Christopher Lasch Culture of Narcıssısm de veriyor cevabı. O kitabı yazdığında ne twitter var ne facebook

atmacaged

bence magazin düşkünü bi toplum olmamız bu sonucu doğurdu.bundan 10 sene önce millet sadece ünlüleri takip ederdi kimle nereye gitmiş ne yapmış diye.şimdi insanlar birbirini takip ediyor.twitter celebritisi diye bi kavram oluştu mesela insanlar şarkıcı, manken, oyuncu vs olmadan da ünlü olabiliyorlar.hayatlarını gözler önüne serip başkalarınınkini takip ediyorlar aynı şekilde.ve başkalarına hava atma durumu var.gittiği popluler mekanda yer bildirimi yapınca, orda yediğinin, içtiğinin fotoğrafını paylaşınca cool olduklarını sanıyorlar ama bana göre görgüsüzlük bu.benim için de korkunç bişey bu.facebook kullanmıyorum, twitterda rumuzla yazıyorum, nerdeyse 2 senedir twitterdayım 50 tweet bile atmamışımdır.

gakgul

Bu aslında muhtemelen "bize" yani X ve Y kuşağı diye tabir edilen insanlara garip gelen bir durum.
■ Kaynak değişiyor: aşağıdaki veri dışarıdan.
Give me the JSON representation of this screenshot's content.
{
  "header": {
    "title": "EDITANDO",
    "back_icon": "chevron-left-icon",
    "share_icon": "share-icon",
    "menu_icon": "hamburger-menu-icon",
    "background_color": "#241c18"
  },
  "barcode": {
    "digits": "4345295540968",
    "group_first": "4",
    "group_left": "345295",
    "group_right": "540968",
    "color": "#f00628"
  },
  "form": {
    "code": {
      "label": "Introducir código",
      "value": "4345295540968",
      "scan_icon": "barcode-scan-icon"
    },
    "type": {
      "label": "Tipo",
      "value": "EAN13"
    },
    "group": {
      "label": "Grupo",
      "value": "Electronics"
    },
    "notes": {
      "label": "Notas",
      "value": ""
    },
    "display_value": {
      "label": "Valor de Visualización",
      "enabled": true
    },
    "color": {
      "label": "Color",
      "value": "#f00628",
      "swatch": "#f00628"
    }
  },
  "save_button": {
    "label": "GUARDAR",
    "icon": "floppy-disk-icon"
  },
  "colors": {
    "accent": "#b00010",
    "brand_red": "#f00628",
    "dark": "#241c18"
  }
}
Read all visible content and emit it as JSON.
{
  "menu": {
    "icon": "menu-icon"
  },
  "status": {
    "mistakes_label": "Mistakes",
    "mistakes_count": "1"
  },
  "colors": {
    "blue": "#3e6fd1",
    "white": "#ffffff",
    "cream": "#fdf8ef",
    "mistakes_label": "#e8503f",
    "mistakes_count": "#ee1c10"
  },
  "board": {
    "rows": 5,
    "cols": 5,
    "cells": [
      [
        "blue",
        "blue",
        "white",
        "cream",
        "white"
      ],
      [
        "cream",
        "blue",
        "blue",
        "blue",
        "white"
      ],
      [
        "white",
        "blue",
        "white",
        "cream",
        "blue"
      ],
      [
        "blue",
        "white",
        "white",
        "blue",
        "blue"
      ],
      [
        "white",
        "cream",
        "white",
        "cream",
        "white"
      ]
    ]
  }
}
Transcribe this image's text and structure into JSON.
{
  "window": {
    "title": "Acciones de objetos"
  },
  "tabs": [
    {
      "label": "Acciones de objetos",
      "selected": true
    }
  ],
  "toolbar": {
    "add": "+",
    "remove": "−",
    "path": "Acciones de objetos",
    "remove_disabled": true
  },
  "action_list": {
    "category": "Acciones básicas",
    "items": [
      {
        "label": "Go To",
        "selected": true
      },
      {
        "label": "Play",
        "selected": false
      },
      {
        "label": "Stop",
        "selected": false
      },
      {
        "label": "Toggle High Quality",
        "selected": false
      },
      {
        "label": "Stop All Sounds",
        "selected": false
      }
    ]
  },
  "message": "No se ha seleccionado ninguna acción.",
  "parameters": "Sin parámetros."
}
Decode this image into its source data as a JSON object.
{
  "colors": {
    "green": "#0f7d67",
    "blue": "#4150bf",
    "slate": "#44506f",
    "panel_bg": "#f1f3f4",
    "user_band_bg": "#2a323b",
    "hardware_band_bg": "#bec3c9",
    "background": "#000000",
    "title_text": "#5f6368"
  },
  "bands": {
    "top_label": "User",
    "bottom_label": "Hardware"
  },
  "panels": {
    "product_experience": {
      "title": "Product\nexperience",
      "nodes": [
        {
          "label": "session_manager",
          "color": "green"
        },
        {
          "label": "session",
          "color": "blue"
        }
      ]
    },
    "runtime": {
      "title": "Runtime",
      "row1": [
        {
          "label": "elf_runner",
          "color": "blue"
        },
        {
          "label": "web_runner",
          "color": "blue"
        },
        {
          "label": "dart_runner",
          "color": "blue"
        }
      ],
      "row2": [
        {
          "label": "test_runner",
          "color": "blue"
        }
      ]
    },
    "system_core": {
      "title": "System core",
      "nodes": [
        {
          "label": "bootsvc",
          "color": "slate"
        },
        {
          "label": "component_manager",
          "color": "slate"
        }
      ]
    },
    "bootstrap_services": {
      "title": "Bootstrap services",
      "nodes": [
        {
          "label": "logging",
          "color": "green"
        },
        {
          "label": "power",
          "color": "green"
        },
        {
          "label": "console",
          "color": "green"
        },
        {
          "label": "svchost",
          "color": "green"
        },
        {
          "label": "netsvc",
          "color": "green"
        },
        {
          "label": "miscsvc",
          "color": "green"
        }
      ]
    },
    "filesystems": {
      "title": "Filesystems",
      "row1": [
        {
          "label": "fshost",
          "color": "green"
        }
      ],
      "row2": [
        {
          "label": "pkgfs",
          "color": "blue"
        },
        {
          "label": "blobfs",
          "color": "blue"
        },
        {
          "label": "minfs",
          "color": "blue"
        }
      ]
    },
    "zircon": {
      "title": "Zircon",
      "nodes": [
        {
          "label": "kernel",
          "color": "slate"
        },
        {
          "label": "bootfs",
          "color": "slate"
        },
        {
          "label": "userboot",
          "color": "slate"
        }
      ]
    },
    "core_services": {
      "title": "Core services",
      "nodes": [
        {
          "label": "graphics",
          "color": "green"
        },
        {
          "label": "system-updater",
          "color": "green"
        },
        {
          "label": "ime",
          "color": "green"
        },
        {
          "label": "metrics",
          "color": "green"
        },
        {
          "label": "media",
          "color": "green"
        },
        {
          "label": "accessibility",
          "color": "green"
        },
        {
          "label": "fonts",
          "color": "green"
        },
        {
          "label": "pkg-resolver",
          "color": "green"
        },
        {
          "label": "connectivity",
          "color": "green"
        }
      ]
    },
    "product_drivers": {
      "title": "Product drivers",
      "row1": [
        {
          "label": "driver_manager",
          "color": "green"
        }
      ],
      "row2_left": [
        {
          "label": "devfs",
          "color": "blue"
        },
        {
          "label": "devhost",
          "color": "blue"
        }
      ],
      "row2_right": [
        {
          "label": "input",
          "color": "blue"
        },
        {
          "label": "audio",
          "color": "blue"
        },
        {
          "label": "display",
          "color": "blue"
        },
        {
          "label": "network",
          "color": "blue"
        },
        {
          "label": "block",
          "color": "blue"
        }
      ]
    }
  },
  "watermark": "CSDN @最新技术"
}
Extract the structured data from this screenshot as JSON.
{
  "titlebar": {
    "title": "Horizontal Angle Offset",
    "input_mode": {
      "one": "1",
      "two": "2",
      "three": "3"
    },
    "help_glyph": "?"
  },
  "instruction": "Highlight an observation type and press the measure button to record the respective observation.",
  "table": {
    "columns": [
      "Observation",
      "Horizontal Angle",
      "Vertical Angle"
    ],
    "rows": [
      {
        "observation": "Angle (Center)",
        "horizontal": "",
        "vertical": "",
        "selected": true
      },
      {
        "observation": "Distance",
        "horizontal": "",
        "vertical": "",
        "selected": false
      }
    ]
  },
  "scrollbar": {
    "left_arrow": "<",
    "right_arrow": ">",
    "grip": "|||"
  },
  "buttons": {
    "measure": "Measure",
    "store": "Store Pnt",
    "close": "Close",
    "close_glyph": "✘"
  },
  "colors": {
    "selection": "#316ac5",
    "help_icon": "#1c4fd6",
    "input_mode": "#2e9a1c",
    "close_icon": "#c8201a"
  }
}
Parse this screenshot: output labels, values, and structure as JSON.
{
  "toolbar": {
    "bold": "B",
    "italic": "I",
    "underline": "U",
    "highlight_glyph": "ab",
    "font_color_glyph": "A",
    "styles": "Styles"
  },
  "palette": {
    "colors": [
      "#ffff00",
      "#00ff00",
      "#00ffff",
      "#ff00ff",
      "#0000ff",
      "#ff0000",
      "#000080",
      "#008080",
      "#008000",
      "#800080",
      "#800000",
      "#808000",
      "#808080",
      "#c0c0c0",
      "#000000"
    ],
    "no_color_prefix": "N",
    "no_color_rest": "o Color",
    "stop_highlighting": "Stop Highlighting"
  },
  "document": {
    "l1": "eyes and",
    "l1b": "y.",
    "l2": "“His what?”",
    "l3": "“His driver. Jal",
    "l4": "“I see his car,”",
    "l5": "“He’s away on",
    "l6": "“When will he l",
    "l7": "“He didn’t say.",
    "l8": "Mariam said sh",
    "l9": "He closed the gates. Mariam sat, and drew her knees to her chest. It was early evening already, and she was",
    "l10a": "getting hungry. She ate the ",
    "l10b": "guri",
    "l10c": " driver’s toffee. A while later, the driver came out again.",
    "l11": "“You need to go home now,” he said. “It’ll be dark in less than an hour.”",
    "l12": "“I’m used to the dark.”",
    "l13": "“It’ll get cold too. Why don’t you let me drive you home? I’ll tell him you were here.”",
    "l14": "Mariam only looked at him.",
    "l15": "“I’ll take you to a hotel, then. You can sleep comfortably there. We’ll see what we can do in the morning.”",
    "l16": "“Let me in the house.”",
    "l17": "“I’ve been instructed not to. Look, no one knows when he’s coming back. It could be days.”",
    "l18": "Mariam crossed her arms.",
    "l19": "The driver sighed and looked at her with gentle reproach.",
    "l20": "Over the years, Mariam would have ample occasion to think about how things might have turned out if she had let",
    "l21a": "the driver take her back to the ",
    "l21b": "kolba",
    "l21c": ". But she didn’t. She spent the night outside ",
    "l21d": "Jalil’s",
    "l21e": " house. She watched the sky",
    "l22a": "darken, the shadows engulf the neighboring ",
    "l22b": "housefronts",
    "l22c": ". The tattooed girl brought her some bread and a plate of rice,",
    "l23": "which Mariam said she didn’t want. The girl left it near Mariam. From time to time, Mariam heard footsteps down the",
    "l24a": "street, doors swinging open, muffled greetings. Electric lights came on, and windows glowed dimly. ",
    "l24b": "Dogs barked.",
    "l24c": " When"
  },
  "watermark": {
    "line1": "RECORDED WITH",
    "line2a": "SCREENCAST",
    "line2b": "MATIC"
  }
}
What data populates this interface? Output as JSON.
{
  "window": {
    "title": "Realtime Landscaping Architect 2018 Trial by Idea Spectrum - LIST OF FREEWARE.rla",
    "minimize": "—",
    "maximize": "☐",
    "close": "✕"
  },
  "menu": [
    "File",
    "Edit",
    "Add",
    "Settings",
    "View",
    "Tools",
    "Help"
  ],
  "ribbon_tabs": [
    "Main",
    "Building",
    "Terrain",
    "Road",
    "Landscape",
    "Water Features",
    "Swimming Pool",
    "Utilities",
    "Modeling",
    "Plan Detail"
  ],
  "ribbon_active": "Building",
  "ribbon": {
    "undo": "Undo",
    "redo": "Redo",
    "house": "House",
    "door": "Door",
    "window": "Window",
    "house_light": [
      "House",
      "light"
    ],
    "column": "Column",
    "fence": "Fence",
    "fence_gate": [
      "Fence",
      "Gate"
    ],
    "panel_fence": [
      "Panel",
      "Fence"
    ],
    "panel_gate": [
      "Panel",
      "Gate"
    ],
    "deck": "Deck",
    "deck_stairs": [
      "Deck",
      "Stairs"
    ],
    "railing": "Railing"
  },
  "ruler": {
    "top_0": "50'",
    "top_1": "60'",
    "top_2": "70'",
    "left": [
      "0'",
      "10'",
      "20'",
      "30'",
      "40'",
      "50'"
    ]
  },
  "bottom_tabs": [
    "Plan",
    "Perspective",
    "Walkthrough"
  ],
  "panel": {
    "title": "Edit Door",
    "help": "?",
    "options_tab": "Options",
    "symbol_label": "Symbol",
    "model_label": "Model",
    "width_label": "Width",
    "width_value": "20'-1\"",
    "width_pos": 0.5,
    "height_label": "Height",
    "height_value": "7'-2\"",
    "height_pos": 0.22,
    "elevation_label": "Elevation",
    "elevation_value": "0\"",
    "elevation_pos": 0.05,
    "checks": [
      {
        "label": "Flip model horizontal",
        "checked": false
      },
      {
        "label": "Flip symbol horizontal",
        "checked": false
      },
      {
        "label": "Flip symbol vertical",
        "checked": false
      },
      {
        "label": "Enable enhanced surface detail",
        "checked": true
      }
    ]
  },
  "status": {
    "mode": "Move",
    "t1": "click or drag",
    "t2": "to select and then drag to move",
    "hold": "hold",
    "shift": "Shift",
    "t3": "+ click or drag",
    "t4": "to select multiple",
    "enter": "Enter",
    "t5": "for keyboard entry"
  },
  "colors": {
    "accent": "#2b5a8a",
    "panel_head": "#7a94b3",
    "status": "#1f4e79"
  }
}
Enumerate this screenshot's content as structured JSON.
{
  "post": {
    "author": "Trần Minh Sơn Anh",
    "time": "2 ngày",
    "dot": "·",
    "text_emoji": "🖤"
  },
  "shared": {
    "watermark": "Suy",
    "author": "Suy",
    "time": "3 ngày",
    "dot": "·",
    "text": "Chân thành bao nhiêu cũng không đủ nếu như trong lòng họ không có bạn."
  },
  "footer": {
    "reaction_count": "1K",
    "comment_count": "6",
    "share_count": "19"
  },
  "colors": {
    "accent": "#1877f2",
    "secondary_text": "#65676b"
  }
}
Halbuki Z kuşağı denilen kitle için normal iletişim yolu bu. Teknolojik imkanlarımız ve sosyal hayatlarımızın farklı olduğu dönemler vardı ve bilgisayar nedir bilmeyen; savaşlar, darbeler görmüş, temel ihtiyaç maddelerini karneyle almış insanlarca yetiştirildik. Doğal olarak da "Kol kırılır yen içinde kalır" felsefesi geçerliydi. Zira mesele dimdik ayakta durmak, ele güne muhtaç olmamaktı. İletişimin direkt, uyaranların sınırlı olduğu ortamdan çok hızlı bir şekilde indirekt iletişime ve sonsuz sayıda uyaranın olduğu bir dünyada kendini birey gibi ya da bir şey gibi hissedebilmenin yolu kendini bitirdiğin okulla, okuduğun kitapla ya da en son haliyle gittiğin kafeyle içtiğin içecekle tanımlamaktan geçiyor.